Newspaper headlines: UK and US strike Houthis and Sven has year to live – BBC

Many of Friday's front pages report on the build-up to the British and American strikes against the Iran-backed Houthis in Yemen, while the reaction is covered on the papers' websites.
"West strikes back", declares the Sun Online, which also carries an unverified image showing an explosion and fireball in the Yemeni city of Hodeidah. There's a similar message on the MailOnline, whose headline reads: "It's payback time". The website says coalition forces "rained bombs" on the rebels using warships, fighter jets and submarines.

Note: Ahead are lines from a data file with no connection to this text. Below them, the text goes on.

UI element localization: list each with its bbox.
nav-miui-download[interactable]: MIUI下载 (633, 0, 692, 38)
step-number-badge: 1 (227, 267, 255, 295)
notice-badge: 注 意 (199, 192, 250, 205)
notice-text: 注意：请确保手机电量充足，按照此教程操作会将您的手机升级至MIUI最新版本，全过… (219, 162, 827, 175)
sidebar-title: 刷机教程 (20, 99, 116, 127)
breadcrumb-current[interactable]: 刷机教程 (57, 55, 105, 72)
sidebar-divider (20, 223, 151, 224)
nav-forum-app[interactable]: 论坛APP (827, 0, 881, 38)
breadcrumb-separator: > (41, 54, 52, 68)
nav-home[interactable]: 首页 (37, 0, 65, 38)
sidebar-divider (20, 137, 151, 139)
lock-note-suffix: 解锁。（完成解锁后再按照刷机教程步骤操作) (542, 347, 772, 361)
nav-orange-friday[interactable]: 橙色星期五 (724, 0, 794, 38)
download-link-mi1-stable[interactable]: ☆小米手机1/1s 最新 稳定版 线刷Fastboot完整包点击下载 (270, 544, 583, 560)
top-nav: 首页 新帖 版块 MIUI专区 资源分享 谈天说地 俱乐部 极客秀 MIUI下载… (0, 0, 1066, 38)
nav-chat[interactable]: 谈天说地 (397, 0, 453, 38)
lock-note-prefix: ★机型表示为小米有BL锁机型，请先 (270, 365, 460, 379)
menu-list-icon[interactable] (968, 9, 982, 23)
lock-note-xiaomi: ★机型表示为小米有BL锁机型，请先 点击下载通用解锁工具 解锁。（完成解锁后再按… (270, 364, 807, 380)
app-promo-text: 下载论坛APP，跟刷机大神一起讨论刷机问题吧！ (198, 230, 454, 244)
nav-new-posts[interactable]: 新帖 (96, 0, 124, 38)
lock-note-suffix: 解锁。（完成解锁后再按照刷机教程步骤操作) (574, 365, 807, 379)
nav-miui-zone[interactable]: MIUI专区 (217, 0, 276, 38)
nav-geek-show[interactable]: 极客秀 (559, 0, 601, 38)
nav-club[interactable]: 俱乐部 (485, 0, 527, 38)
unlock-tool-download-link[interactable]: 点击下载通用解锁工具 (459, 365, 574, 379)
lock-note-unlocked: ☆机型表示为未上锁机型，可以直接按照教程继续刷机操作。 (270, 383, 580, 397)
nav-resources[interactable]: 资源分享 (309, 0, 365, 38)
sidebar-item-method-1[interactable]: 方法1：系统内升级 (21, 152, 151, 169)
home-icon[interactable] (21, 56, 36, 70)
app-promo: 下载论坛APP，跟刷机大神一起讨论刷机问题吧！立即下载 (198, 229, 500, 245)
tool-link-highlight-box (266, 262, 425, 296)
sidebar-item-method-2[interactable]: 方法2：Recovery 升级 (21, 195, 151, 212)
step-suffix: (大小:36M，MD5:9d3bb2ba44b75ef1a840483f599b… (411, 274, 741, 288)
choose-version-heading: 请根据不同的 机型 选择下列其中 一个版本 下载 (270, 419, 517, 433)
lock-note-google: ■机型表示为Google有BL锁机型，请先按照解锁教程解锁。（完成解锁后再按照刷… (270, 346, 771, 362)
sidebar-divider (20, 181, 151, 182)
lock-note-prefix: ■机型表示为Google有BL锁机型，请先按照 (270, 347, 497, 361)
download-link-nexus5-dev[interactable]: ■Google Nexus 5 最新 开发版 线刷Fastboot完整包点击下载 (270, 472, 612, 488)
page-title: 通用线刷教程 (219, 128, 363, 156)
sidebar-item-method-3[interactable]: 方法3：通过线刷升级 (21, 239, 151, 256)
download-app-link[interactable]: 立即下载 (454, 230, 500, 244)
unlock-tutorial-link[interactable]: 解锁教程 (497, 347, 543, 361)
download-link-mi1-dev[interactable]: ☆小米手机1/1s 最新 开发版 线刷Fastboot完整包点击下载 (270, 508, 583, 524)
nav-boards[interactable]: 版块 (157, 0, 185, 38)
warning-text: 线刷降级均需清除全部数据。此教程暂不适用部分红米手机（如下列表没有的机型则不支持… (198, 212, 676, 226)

The decision to launch air strikes came after what the print edition of the Daily Telegraph calls "a day of frenetic behind-the-scenes activity in Whitehall", including an emergency Cobra meeting and a gathering of the National Security Council.
According to the Times, discussions have gone on for days as to which targets to hit to avoid the conflict escalating into a full blown war. One Whitehall source is quoted as saying the US-led response was likely to be "limited but significant".
"Nobody can say that the Houthi rebels were not warned", is the message from the editorial in the Daily Express. The paper describes the group as a "force of terror in the Red Sea". The i's leader warns that the military intervention is "fraught with risk" because the strikes could pull in hostile powers such as Iran. The Daily Mirror's editorial says there is a "sea of troubles" in the region. It appeals for a "robust defence" of international shipping accompanied by "equally robust diplomatic efforts to calm tensions".
Coverage of the Horizon IT scandal looks at the evidence given to the public inquiry on Thursday by a Post Office investigator, Stephen Bradshaw, whose work helped to convict nine sub-postmasters. The Daily Mail says Mr Bradshaw had to deny that he behaved like a Mafia gangster while carrying out his investigations. The Telegraph's Madeline Grant says he "mumbled and spluttered" through case study after case study of human misery.
The Guardian's John Crace says there's a sense of "poetic justice" that there's increased publicity of Stephen Bradshaw's evidence session, because he had "never lost a moment's sleep" over the effect of his flawed investigations.
The i reports that Royal Mail lost a record number of parcels and letters in the past year, with complaints by almost 900,000 customers. Figures show the amount paid out in compensation payments increased to £26.2m. One postal worker from County Durham says people are being sent out to do deliveries without training, but Royal Mail says the vast majority of parcels and letters were delivered successfully.
Pictures of the former England football manager, Sven-Goran Eriksson, make the front page of the Times and the Daily Star after he revealed he has terminal cancer. His comment that he has "a year to live at best" forms the Star's headline.
The Sun reports that he hid the diagnosis from the world after learning about it last February. The Daily Express says he has been "overwhelmed" with messages of support, with former England striker Wayne Rooney describing him as a "brilliant coach and a special person".